Les cheminots tiennent tête à Macron

Après plus de deux mois de lutte, 26 jours de grève sur le calendrier perlé en 2 jours sur 5, bien davantage pour la minorité en reconductible, le rejet du pacte ferroviaire par les cheminots est plus que confirmé. Déjouant tous les pronostics de ses adversaires, la grève se maintient. À tel point que le gouvernement a dû rapidement abandonner sa tentative avortée de monter la population contre les cheminots et même renoncer à sa posture « à la Thatcher » en mettant en scène des négociations bidon au sommet de l’État. Pas de quoi contenter les grévistes qui se battent pour le retrait du pacte ferroviaire, mais la preuve que cette grève reste une sacrée épine dans le pied du gouvernement.

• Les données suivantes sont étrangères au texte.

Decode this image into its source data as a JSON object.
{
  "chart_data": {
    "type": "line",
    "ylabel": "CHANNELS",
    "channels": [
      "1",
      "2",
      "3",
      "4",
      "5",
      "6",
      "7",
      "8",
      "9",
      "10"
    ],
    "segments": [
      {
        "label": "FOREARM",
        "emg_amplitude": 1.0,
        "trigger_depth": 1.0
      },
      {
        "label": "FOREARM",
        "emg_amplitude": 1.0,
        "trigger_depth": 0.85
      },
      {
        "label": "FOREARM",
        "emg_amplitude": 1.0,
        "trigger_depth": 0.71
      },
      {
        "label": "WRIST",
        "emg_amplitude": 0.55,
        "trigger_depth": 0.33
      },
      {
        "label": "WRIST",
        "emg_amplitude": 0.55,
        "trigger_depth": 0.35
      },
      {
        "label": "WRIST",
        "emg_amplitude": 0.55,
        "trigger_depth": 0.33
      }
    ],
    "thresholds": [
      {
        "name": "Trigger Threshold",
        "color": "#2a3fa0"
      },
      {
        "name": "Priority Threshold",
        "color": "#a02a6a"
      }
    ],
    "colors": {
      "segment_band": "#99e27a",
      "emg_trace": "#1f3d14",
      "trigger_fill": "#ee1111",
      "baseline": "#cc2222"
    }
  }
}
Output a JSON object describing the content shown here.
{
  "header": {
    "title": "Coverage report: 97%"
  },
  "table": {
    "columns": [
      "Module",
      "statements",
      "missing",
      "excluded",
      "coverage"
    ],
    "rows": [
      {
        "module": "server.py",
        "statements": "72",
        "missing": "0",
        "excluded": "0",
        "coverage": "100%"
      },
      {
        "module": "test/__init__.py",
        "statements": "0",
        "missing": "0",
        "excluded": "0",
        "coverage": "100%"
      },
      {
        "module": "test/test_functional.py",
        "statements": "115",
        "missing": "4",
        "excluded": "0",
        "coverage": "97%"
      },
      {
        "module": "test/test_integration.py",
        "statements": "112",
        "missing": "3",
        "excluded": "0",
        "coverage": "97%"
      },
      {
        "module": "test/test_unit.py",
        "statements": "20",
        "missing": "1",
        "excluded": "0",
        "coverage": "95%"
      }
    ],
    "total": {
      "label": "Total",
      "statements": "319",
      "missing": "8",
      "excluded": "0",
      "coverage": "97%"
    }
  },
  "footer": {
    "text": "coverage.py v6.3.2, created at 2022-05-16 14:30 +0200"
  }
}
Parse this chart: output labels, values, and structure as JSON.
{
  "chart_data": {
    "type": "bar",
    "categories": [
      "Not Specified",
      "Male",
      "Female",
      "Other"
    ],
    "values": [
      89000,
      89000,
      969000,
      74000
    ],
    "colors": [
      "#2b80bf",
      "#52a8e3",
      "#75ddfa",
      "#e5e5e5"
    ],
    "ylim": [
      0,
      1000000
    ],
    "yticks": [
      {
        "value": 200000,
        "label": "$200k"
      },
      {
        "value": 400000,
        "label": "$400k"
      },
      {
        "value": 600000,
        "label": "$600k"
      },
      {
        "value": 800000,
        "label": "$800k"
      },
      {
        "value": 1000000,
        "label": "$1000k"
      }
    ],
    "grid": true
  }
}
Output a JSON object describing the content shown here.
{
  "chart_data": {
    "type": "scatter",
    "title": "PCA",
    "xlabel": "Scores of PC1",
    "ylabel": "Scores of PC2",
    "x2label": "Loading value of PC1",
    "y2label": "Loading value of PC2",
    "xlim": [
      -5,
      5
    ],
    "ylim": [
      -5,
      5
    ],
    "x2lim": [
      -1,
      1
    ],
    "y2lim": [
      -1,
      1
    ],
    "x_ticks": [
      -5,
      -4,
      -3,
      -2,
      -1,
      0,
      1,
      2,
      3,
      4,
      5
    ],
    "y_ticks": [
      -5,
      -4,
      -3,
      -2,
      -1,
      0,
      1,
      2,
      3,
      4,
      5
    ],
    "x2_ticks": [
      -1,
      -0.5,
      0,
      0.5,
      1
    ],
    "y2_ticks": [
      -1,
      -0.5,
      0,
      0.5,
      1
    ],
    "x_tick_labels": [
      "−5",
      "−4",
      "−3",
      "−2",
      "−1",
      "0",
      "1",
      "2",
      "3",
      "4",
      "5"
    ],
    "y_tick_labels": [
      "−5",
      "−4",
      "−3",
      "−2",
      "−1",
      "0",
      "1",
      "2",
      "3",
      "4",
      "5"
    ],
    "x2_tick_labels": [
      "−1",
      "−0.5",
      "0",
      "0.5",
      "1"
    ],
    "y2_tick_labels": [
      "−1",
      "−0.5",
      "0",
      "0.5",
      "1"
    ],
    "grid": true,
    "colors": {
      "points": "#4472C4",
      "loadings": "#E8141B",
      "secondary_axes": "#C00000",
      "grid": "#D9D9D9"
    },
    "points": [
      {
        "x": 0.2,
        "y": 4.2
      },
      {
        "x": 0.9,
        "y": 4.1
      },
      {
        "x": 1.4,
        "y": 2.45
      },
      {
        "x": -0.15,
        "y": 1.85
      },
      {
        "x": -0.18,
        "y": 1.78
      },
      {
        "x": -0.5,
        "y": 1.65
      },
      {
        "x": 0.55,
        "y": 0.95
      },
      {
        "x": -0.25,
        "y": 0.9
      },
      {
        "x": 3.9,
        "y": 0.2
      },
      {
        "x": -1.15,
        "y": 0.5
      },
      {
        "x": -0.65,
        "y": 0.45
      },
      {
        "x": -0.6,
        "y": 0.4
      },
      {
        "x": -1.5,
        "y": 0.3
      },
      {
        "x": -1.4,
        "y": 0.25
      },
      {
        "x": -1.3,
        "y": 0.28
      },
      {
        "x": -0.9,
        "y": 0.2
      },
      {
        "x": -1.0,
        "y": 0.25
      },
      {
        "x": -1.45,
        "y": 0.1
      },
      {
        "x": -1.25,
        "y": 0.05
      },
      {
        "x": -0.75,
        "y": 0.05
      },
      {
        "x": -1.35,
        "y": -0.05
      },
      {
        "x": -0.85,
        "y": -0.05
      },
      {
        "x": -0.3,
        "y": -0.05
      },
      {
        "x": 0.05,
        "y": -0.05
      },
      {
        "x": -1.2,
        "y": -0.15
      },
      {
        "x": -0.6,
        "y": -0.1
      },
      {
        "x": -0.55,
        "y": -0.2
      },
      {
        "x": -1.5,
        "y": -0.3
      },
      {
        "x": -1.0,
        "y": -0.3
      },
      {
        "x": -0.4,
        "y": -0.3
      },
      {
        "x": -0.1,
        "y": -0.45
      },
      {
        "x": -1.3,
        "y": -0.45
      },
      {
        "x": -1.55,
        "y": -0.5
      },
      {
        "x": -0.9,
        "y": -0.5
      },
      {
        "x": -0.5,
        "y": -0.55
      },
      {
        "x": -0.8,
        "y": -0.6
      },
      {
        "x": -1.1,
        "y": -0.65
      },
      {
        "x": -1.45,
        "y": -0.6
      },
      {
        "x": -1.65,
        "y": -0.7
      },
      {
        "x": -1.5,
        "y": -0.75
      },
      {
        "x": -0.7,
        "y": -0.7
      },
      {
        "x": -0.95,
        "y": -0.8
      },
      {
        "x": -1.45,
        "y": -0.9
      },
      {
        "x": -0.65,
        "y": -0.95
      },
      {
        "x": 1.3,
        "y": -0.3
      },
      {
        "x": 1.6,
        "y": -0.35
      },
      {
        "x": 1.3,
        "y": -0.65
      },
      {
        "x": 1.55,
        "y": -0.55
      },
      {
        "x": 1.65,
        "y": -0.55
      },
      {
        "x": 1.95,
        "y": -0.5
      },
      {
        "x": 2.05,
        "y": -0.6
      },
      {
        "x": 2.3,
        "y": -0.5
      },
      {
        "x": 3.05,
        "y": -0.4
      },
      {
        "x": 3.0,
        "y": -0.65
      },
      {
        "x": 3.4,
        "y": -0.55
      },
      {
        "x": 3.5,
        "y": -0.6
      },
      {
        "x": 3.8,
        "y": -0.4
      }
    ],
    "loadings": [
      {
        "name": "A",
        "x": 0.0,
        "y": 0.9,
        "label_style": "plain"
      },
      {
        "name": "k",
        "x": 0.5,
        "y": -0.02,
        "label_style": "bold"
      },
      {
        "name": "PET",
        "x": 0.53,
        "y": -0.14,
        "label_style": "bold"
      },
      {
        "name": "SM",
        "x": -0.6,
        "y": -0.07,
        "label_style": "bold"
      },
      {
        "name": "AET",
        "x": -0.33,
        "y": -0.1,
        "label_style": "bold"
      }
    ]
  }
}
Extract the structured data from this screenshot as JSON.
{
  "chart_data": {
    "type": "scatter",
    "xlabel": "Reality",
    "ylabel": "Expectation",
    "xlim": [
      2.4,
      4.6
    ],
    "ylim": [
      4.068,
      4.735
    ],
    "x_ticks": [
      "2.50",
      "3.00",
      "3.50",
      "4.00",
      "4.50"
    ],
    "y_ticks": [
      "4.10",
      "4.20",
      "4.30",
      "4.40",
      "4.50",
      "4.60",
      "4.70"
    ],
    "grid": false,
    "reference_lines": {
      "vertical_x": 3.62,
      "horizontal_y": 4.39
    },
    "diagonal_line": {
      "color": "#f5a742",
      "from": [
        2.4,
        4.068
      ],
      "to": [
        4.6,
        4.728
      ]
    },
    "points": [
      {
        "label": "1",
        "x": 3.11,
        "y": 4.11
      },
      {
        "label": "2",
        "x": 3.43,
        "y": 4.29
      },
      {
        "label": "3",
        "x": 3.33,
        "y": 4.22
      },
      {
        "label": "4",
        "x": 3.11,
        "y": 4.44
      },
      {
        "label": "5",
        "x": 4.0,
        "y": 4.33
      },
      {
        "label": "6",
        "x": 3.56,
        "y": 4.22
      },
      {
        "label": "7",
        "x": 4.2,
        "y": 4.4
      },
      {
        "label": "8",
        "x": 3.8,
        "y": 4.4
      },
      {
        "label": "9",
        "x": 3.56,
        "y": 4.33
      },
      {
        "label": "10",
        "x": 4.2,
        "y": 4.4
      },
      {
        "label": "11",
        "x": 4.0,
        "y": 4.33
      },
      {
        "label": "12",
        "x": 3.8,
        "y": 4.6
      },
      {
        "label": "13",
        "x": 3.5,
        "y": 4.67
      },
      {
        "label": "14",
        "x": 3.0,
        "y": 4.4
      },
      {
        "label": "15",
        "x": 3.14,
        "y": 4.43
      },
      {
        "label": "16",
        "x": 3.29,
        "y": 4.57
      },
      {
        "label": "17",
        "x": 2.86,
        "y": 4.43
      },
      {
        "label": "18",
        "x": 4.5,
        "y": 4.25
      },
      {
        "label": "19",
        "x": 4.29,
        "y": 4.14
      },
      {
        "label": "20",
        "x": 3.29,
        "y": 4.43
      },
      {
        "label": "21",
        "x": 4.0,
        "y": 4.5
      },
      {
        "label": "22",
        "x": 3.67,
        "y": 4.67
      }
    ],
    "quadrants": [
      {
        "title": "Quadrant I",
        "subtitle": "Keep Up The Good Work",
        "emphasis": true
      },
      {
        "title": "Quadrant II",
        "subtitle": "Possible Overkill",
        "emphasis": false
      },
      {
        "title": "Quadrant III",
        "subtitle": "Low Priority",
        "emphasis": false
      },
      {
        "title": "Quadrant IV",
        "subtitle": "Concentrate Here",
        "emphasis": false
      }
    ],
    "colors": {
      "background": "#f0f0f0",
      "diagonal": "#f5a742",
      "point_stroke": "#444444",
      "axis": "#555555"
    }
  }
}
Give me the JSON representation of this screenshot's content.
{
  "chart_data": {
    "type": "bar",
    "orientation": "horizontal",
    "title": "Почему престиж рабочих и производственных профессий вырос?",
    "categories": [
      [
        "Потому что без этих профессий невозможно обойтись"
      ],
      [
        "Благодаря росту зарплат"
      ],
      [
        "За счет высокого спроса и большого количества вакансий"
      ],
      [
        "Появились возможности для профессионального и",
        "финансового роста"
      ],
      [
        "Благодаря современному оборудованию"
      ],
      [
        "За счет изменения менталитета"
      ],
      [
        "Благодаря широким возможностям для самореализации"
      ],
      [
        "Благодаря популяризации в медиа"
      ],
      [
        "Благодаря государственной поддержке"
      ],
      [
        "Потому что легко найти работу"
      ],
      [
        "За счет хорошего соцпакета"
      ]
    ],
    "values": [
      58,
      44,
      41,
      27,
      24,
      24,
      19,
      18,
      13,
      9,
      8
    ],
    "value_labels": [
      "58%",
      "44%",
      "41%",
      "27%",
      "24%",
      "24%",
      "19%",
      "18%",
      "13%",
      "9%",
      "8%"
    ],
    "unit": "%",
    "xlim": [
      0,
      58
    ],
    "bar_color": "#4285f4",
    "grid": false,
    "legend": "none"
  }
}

Ce n’est décidément pas dans les salons qu’on obtient satisfaction

Avec l’annonce en grande pompe de la reprise partielle de la dette, « le gouvernement transforme une contrainte comptable en cadeau » [1]. Et c’est le Figaro qui le dit ! Le reste se résume en une vague promesse de « table ronde tripartite » qui devrait se tenir à la mi-juin pour discuter de la future convention collective, convention qui serait « de qualité », promettent évidemment les menteurs professionnels du patronat, – une façon d’entériner la fin du statut [2].

Il faut un sacré esprit de conciliation pour estimer, comme le fait le secrétaire fédéral de la CGT Laurent Brun, qu’on a « un gouvernement qui semble plus ouvert mais qui a toujours du mal à s’engager ». La CFDT et l’UNSA, elles, balbutient depuis dix jours en annonçant candidement qu’elles cherchent « une porte de sortie » à la grève tout en y restant. Enfin, l’interfédérale en entier, Sud-Rail compris, a résumé ses exigences dans une lettre ouverte au Premier ministre, publiée le 1er juin, qui ne demande plus rien sauf un « cadrage » des négociations à venir.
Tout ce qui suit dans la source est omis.